You keep repeating that but I don't think it explains anything. The compiler will always align all structures properly (that is, in a correct but not necessarily the most optimal way). In the standard C there's no such thing as a misaligned struct.

The only thing that can be misaligned is a pointer (memory address). So if that issue really was caused by a misaligned read, my question is: where exactly did that misaligned address come from? Usually that happens because of a cast to an incompatible type, often paired with pointer arithmetic.

glaubitz commented 4 years ago

GCC aligns on 16-bit boundaries on m68k. For example, sizeof(struct opslab) returns 46 on m68k, not 48 as on i386. If you want, I can run a small C test program you send me to demonstrate that.

@xenu At some point, the Perl code casts the pointer to (INT32 *) if I remember correctly, let me check.

@GeertU Maybe you can explain it better as you have been doing m68k development much longer than I have.

glaubitz commented 4 years ago

Here is one such case of casts:

/* the first (head) opslab of the chain in which this op is allocated */
# define OpSLAB(o) \
    (((OPSLAB*)( (I32**)OpSLOT(o) - OpSLOT(o)->opslot_offset))->opslab_head)

And the C specification here (http://www.dii.uchile.cl/~daespino/files/Iso_C_1999_definition.pdf) states:

All declarations that refer to the same object or function shall have compatible type;otherwise, the behavior is undefined.

The compiler cannot guarantee alignment if you are casting pointer types. It's also a common problem on SPARC where this causes unaligned access which results in crashes with Bus error.

xenu commented 4 years ago

Yes, indeed that code seems to assume that sizeof(struct opslab) and sizeof(struct opslot) will be a multiple of sizeof(void*). Now I understand the problem.

xsawyerx commented 4 years ago

PR was merged. Thank you.

tonycoz commented 4 years ago

Yes, indeed that code seems to assume that sizeof(struct opslab) and sizeof(struct opslot) will be a multiple of sizeof(void*). Now I understand the problem.

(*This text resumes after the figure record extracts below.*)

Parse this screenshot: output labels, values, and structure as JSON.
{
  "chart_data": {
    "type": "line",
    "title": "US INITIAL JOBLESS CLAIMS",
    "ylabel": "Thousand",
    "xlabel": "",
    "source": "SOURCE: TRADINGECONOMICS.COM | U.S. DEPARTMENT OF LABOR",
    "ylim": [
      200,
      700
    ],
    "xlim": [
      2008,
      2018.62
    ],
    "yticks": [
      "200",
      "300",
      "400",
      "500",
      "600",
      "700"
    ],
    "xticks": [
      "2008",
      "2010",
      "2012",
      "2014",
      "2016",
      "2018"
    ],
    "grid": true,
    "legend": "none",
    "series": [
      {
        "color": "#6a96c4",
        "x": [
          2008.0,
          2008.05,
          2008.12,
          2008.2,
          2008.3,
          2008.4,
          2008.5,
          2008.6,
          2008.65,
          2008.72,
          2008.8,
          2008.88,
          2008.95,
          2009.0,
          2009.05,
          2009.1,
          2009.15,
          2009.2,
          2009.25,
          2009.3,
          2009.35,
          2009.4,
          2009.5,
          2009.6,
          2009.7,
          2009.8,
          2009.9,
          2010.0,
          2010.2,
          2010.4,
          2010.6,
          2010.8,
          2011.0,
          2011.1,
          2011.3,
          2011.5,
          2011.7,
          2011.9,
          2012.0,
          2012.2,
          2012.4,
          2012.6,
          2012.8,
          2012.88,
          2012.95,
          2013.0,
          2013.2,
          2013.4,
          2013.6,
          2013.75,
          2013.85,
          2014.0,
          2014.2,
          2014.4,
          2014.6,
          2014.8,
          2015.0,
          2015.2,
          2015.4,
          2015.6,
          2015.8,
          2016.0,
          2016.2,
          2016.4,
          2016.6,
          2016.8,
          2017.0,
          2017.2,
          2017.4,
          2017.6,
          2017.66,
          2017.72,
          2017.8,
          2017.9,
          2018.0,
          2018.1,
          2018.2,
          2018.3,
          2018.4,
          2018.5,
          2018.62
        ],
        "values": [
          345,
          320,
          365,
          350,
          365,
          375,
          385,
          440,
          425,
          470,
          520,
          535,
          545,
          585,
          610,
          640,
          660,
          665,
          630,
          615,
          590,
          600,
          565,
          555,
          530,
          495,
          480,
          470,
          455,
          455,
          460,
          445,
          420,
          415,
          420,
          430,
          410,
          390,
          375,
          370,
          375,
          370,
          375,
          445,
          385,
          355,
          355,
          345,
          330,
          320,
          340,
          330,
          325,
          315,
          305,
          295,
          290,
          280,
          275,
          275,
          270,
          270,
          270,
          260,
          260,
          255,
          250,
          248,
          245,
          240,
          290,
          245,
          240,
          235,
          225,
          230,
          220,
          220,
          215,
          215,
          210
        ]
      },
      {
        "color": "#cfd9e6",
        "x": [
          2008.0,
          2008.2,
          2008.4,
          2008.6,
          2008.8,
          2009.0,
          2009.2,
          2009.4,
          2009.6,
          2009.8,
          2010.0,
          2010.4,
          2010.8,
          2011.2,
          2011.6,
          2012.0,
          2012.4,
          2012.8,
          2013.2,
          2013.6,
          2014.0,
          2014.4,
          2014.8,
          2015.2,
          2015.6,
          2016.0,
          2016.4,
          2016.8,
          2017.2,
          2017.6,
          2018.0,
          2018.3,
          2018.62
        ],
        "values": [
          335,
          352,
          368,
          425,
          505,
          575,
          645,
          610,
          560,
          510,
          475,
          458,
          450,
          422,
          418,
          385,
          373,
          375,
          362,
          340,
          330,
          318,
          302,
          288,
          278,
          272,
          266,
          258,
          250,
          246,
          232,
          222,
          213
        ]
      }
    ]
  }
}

Both sizeof(struct opslab) and sizeof(struct opslot) will be a multiple of sizeof(void *) (which is 4 bytes, like any other pointer on 68k), since both structures contain pointers.

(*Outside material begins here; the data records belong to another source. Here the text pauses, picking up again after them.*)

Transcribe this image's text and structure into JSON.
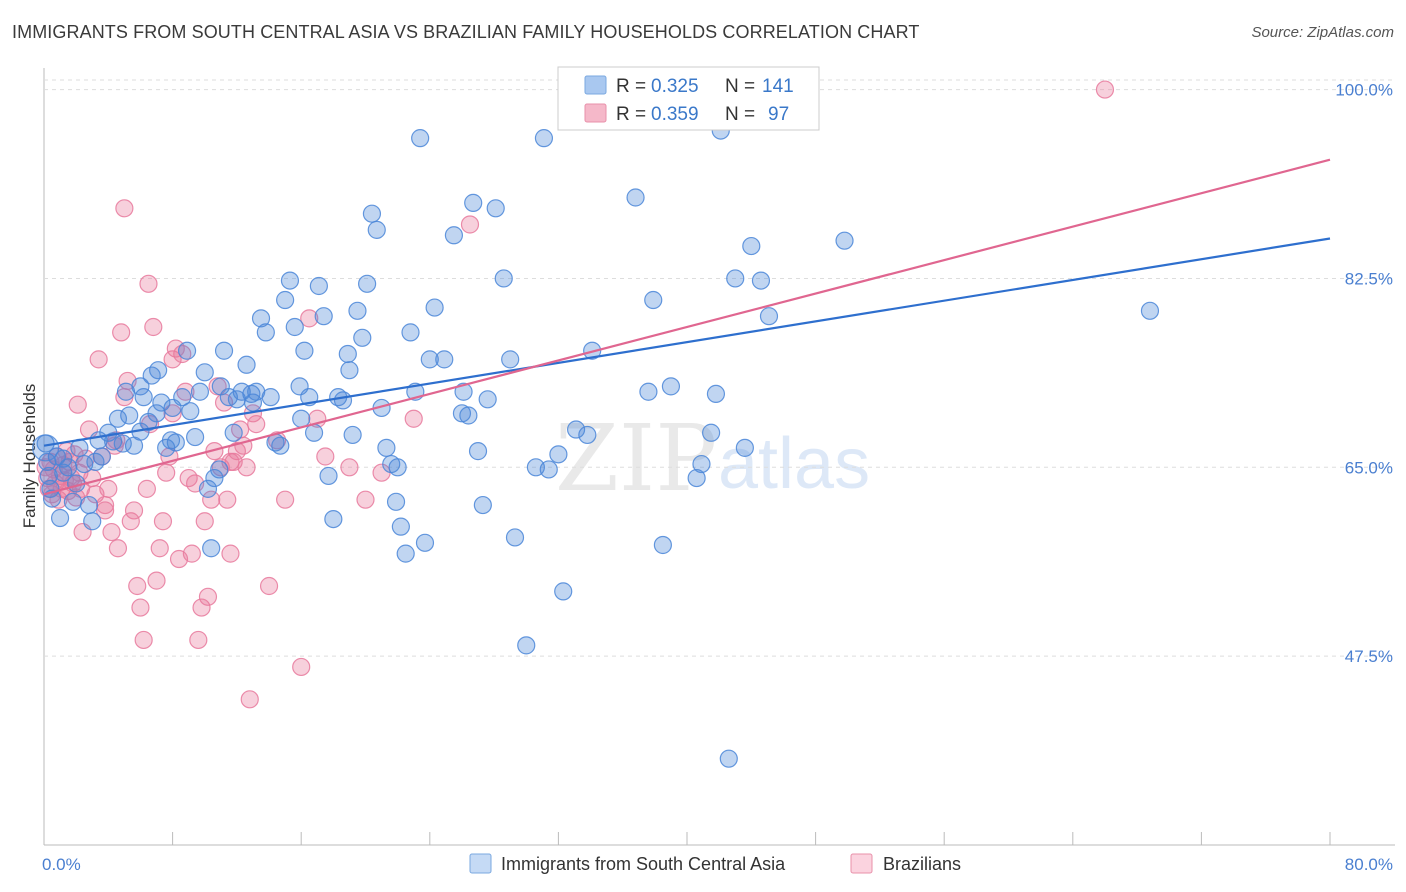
{
  "title": "IMMIGRANTS FROM SOUTH CENTRAL ASIA VS BRAZILIAN FAMILY HOUSEHOLDS CORRELATION CHART",
  "source": "Source: ZipAtlas.com",
  "watermark": {
    "zip": "ZIP",
    "atlas": "atlas"
  },
  "legend": {
    "r_label": "R =",
    "n_label": "N =",
    "entries": [
      {
        "r": "0.325",
        "n": "141",
        "color": "#a9c8f0"
      },
      {
        "r": "0.359",
        "n": "97",
        "color": "#f5b8c9"
      }
    ]
  },
  "bottom_legend": [
    {
      "label": "Immigrants from South Central Asia",
      "color": "#a9c8f0"
    },
    {
      "label": "Brazilians",
      "color": "#f5b8c9"
    }
  ],
  "colors": {
    "blue": "#4a86d8",
    "pink": "#e8799c",
    "blue_line": "#2e6fce",
    "pink_line": "#e06690",
    "grid": "#dddddd"
  },
  "chart_data": {
    "type": "scatter",
    "title": "IMMIGRANTS FROM SOUTH CENTRAL ASIA VS BRAZILIAN FAMILY HOUSEHOLDS CORRELATION CHART",
    "xlabel": "",
    "ylabel": "Family Households",
    "xlim": [
      0,
      80
    ],
    "ylim": [
      30,
      102
    ],
    "x_tick_labels": [
      "0.0%",
      "80.0%"
    ],
    "y_ticks": [
      47.5,
      65.0,
      82.5,
      100.0
    ],
    "y_tick_labels": [
      "47.5%",
      "65.0%",
      "82.5%",
      "100.0%"
    ],
    "grid": true,
    "series": [
      {
        "name": "Immigrants from South Central Asia",
        "trend": {
          "x": [
            0,
            80
          ],
          "y": [
            67.0,
            86.2
          ]
        },
        "points": [
          [
            0.1,
            67.2
          ],
          [
            0.2,
            65.5
          ],
          [
            0.3,
            64.2
          ],
          [
            0.4,
            63.0
          ],
          [
            0.5,
            62.1
          ],
          [
            0.8,
            66.0
          ],
          [
            1.0,
            60.3
          ],
          [
            1.2,
            64.5
          ],
          [
            1.5,
            65.0
          ],
          [
            1.8,
            61.8
          ],
          [
            2.0,
            63.5
          ],
          [
            2.2,
            66.8
          ],
          [
            2.5,
            65.3
          ],
          [
            2.8,
            61.5
          ],
          [
            3.0,
            60.0
          ],
          [
            3.2,
            65.5
          ],
          [
            3.4,
            67.5
          ],
          [
            3.6,
            66.0
          ],
          [
            4.0,
            68.2
          ],
          [
            4.3,
            67.4
          ],
          [
            4.6,
            69.5
          ],
          [
            4.9,
            67.2
          ],
          [
            5.1,
            72.0
          ],
          [
            5.3,
            69.8
          ],
          [
            5.6,
            67.0
          ],
          [
            6.0,
            68.3
          ],
          [
            6.2,
            71.5
          ],
          [
            6.5,
            69.2
          ],
          [
            6.7,
            73.5
          ],
          [
            7.0,
            70.0
          ],
          [
            7.1,
            74.0
          ],
          [
            7.3,
            71.0
          ],
          [
            7.6,
            66.8
          ],
          [
            7.9,
            67.5
          ],
          [
            8.2,
            67.3
          ],
          [
            8.6,
            71.5
          ],
          [
            8.9,
            75.8
          ],
          [
            9.1,
            70.2
          ],
          [
            9.4,
            67.8
          ],
          [
            9.7,
            72.0
          ],
          [
            10.0,
            73.8
          ],
          [
            10.2,
            63.0
          ],
          [
            10.4,
            57.5
          ],
          [
            10.6,
            64.0
          ],
          [
            10.9,
            64.8
          ],
          [
            11.2,
            75.8
          ],
          [
            11.5,
            71.5
          ],
          [
            11.8,
            68.2
          ],
          [
            12.0,
            71.3
          ],
          [
            12.3,
            72.0
          ],
          [
            12.6,
            74.5
          ],
          [
            12.9,
            71.8
          ],
          [
            13.2,
            72.0
          ],
          [
            13.5,
            78.8
          ],
          [
            13.8,
            77.5
          ],
          [
            14.1,
            71.5
          ],
          [
            14.4,
            67.3
          ],
          [
            14.7,
            67.0
          ],
          [
            15.0,
            80.5
          ],
          [
            15.3,
            82.3
          ],
          [
            15.6,
            78.0
          ],
          [
            15.9,
            72.5
          ],
          [
            16.2,
            75.8
          ],
          [
            16.5,
            71.5
          ],
          [
            16.8,
            68.2
          ],
          [
            17.1,
            81.8
          ],
          [
            17.4,
            79.0
          ],
          [
            17.7,
            64.2
          ],
          [
            18.0,
            60.2
          ],
          [
            18.3,
            71.5
          ],
          [
            18.6,
            71.2
          ],
          [
            18.9,
            75.5
          ],
          [
            19.2,
            68.0
          ],
          [
            19.5,
            79.5
          ],
          [
            19.8,
            77.0
          ],
          [
            20.1,
            82.0
          ],
          [
            20.4,
            88.5
          ],
          [
            20.7,
            87.0
          ],
          [
            21.0,
            70.5
          ],
          [
            21.3,
            66.8
          ],
          [
            21.6,
            65.3
          ],
          [
            21.9,
            61.8
          ],
          [
            22.2,
            59.5
          ],
          [
            22.5,
            57.0
          ],
          [
            22.8,
            77.5
          ],
          [
            23.1,
            72.0
          ],
          [
            23.4,
            95.5
          ],
          [
            23.7,
            58.0
          ],
          [
            24.0,
            75.0
          ],
          [
            24.3,
            79.8
          ],
          [
            24.9,
            75.0
          ],
          [
            25.5,
            86.5
          ],
          [
            26.1,
            72.0
          ],
          [
            26.4,
            69.8
          ],
          [
            26.7,
            89.5
          ],
          [
            27.0,
            66.5
          ],
          [
            27.3,
            61.5
          ],
          [
            27.6,
            71.3
          ],
          [
            28.1,
            89.0
          ],
          [
            28.6,
            82.5
          ],
          [
            29.0,
            75.0
          ],
          [
            29.3,
            58.5
          ],
          [
            30.6,
            65.0
          ],
          [
            31.1,
            95.5
          ],
          [
            31.4,
            64.8
          ],
          [
            32.0,
            66.2
          ],
          [
            32.3,
            53.5
          ],
          [
            33.1,
            68.5
          ],
          [
            33.8,
            68.0
          ],
          [
            34.1,
            75.8
          ],
          [
            36.8,
            90.0
          ],
          [
            37.6,
            72.0
          ],
          [
            37.9,
            80.5
          ],
          [
            38.5,
            57.8
          ],
          [
            40.6,
            64.0
          ],
          [
            40.9,
            65.3
          ],
          [
            41.5,
            68.2
          ],
          [
            41.8,
            71.8
          ],
          [
            42.1,
            96.2
          ],
          [
            42.6,
            38.0
          ],
          [
            43.0,
            82.5
          ],
          [
            43.6,
            66.8
          ],
          [
            44.0,
            85.5
          ],
          [
            44.6,
            82.3
          ],
          [
            45.1,
            79.0
          ],
          [
            49.8,
            86.0
          ],
          [
            43.2,
            97.5
          ],
          [
            47.0,
            98.0
          ],
          [
            33.0,
            97.8
          ],
          [
            30.0,
            48.5
          ],
          [
            6.0,
            72.5
          ],
          [
            8.0,
            70.5
          ],
          [
            11.0,
            72.5
          ],
          [
            13.0,
            71.0
          ],
          [
            16.0,
            69.5
          ],
          [
            19.0,
            74.0
          ],
          [
            22.0,
            65.0
          ],
          [
            26.0,
            70.0
          ],
          [
            39.0,
            72.5
          ],
          [
            68.8,
            79.5
          ],
          [
            1.2,
            65.8
          ]
        ]
      },
      {
        "name": "Brazilians",
        "trend": {
          "x": [
            0,
            80
          ],
          "y": [
            62.5,
            93.5
          ]
        },
        "points": [
          [
            0.1,
            65.0
          ],
          [
            0.2,
            64.0
          ],
          [
            0.3,
            63.0
          ],
          [
            0.4,
            65.5
          ],
          [
            0.5,
            62.5
          ],
          [
            0.6,
            64.8
          ],
          [
            0.7,
            63.5
          ],
          [
            0.8,
            66.0
          ],
          [
            0.9,
            62.0
          ],
          [
            1.0,
            64.2
          ],
          [
            1.1,
            63.0
          ],
          [
            1.2,
            65.2
          ],
          [
            1.3,
            63.8
          ],
          [
            1.4,
            66.5
          ],
          [
            1.5,
            62.8
          ],
          [
            1.6,
            65.5
          ],
          [
            1.7,
            64.0
          ],
          [
            1.8,
            63.5
          ],
          [
            1.9,
            66.2
          ],
          [
            2.0,
            62.2
          ],
          [
            2.1,
            70.8
          ],
          [
            2.2,
            64.5
          ],
          [
            2.3,
            63.0
          ],
          [
            2.4,
            59.0
          ],
          [
            2.6,
            65.8
          ],
          [
            2.8,
            68.5
          ],
          [
            3.0,
            64.0
          ],
          [
            3.2,
            62.5
          ],
          [
            3.4,
            75.0
          ],
          [
            3.6,
            66.0
          ],
          [
            3.8,
            61.5
          ],
          [
            4.0,
            63.0
          ],
          [
            4.2,
            59.0
          ],
          [
            4.4,
            67.0
          ],
          [
            4.6,
            57.5
          ],
          [
            4.8,
            77.5
          ],
          [
            5.0,
            71.5
          ],
          [
            5.2,
            73.0
          ],
          [
            5.4,
            60.0
          ],
          [
            5.6,
            61.0
          ],
          [
            5.8,
            54.0
          ],
          [
            6.0,
            52.0
          ],
          [
            6.2,
            49.0
          ],
          [
            6.4,
            63.0
          ],
          [
            6.6,
            69.0
          ],
          [
            6.8,
            78.0
          ],
          [
            7.0,
            54.5
          ],
          [
            7.2,
            57.5
          ],
          [
            7.4,
            60.0
          ],
          [
            7.6,
            64.5
          ],
          [
            7.8,
            66.0
          ],
          [
            8.0,
            70.0
          ],
          [
            8.2,
            76.0
          ],
          [
            8.4,
            56.5
          ],
          [
            8.6,
            75.5
          ],
          [
            8.8,
            72.0
          ],
          [
            9.0,
            64.0
          ],
          [
            9.2,
            57.0
          ],
          [
            9.4,
            63.5
          ],
          [
            9.6,
            49.0
          ],
          [
            9.8,
            52.0
          ],
          [
            10.0,
            60.0
          ],
          [
            10.2,
            53.0
          ],
          [
            10.4,
            62.0
          ],
          [
            10.6,
            66.5
          ],
          [
            10.8,
            72.5
          ],
          [
            11.0,
            65.0
          ],
          [
            11.2,
            71.0
          ],
          [
            11.4,
            62.0
          ],
          [
            11.6,
            57.0
          ],
          [
            11.8,
            65.5
          ],
          [
            12.0,
            66.5
          ],
          [
            12.2,
            68.5
          ],
          [
            12.4,
            67.0
          ],
          [
            12.6,
            65.0
          ],
          [
            12.8,
            43.5
          ],
          [
            13.0,
            70.0
          ],
          [
            13.2,
            69.0
          ],
          [
            14.0,
            54.0
          ],
          [
            14.5,
            67.5
          ],
          [
            15.0,
            62.0
          ],
          [
            16.0,
            46.5
          ],
          [
            16.5,
            78.8
          ],
          [
            17.0,
            69.5
          ],
          [
            17.5,
            66.0
          ],
          [
            19.0,
            65.0
          ],
          [
            20.0,
            62.0
          ],
          [
            21.0,
            64.5
          ],
          [
            23.0,
            69.5
          ],
          [
            26.5,
            87.5
          ],
          [
            5.0,
            89.0
          ],
          [
            6.5,
            82.0
          ],
          [
            8.0,
            75.0
          ],
          [
            11.6,
            65.5
          ],
          [
            4.5,
            67.5
          ],
          [
            3.8,
            61.0
          ],
          [
            66.0,
            100.0
          ]
        ]
      }
    ]
  }
}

If they didn't the odd elements in an array of such structures would be mis-aligned.

xenu commented 4 years ago

There is no such rule. On the platforms with 16-bit alignment, sizeof of the following struct will be '6' (assuming sizeof(void*) == 4):

struct {
    uint16_t foo;
    void* bar;
}
tonycoz commented 4 years ago

That would make a pointer to bar misaligned, even without an array being involved.

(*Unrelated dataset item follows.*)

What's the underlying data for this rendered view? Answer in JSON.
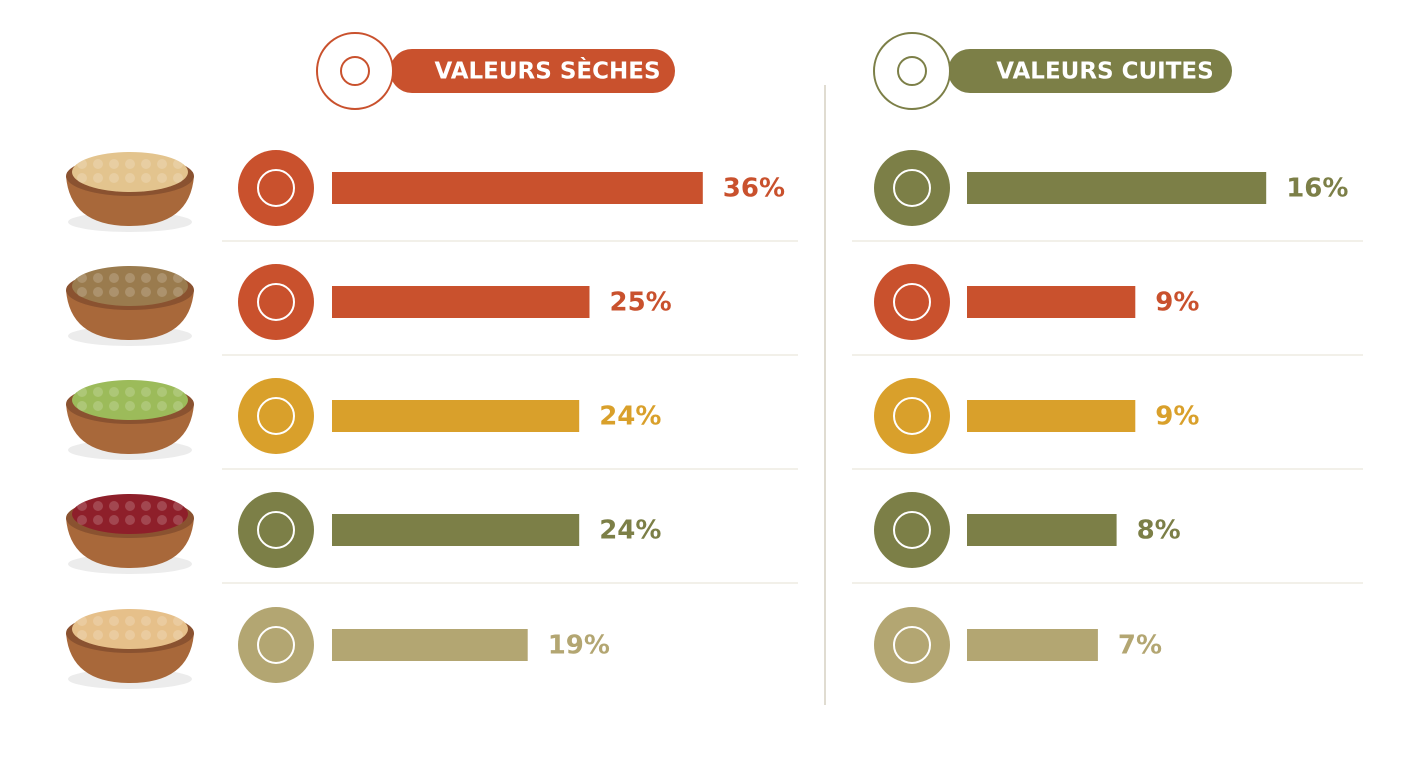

xenu commented 4 years ago

While it's usually the case, there's no rule that says that the platform's native alignment must be the same as the pointer size. On 68k reads of all sizes from addresses divisible by 2 are always legal (i.e. properly aligned). On x86 that number is '4', while on amd64 it's '8' (let's ignore SIMD instructions).

BTW, if you want to play with a 68k compiler, I've just found an instance of Compiler Explorer with 68k gcc installed: http://brownbot.mooo.com/. As you can see in the assembly output here, the compiler behaves exactly as I said.

xenu commented 4 years ago

Another example of a platform where the native alignment is not the same as the pointer size is X32 Linux ABI. Despite the fact that sizeof(void*) == 4, the native alignment is 8 bytes: https://gcc.godbolt.org/z/ZaiVRo

geertu commented 4 years ago

Both sizeof(struct opslab) and sizeof(struct opslot) will be a multiple of sizeof(void *) (which is 4 bytes, like any other pointer on 68k), since both structures contain pointers.

This is a common misconception: sizeof(struct) is not a multiple of max(sizeof(struct.member)), but rather max(alignof(struct.member)). alignof(void *), alignof(int), and alignof(long) are 2 bytes on m68k (and cris, a.o.).

tonycoz commented 4 years ago

Yeah, I think I misunderstood the problem. I thought we were seeing alignment errors (given the patch description) on access, but the actual problem isn't alignment on access, but that the assumption that offsetof(struct opslab, opslab_slots) % sizeof(I32 *) == 0 is incorrect.

This makes the OpSLAB() macro return an incorrect pointer to the slab and everything breaks from there.

I'll work on a less fragile fix for this that doesn't require manually managing alignment.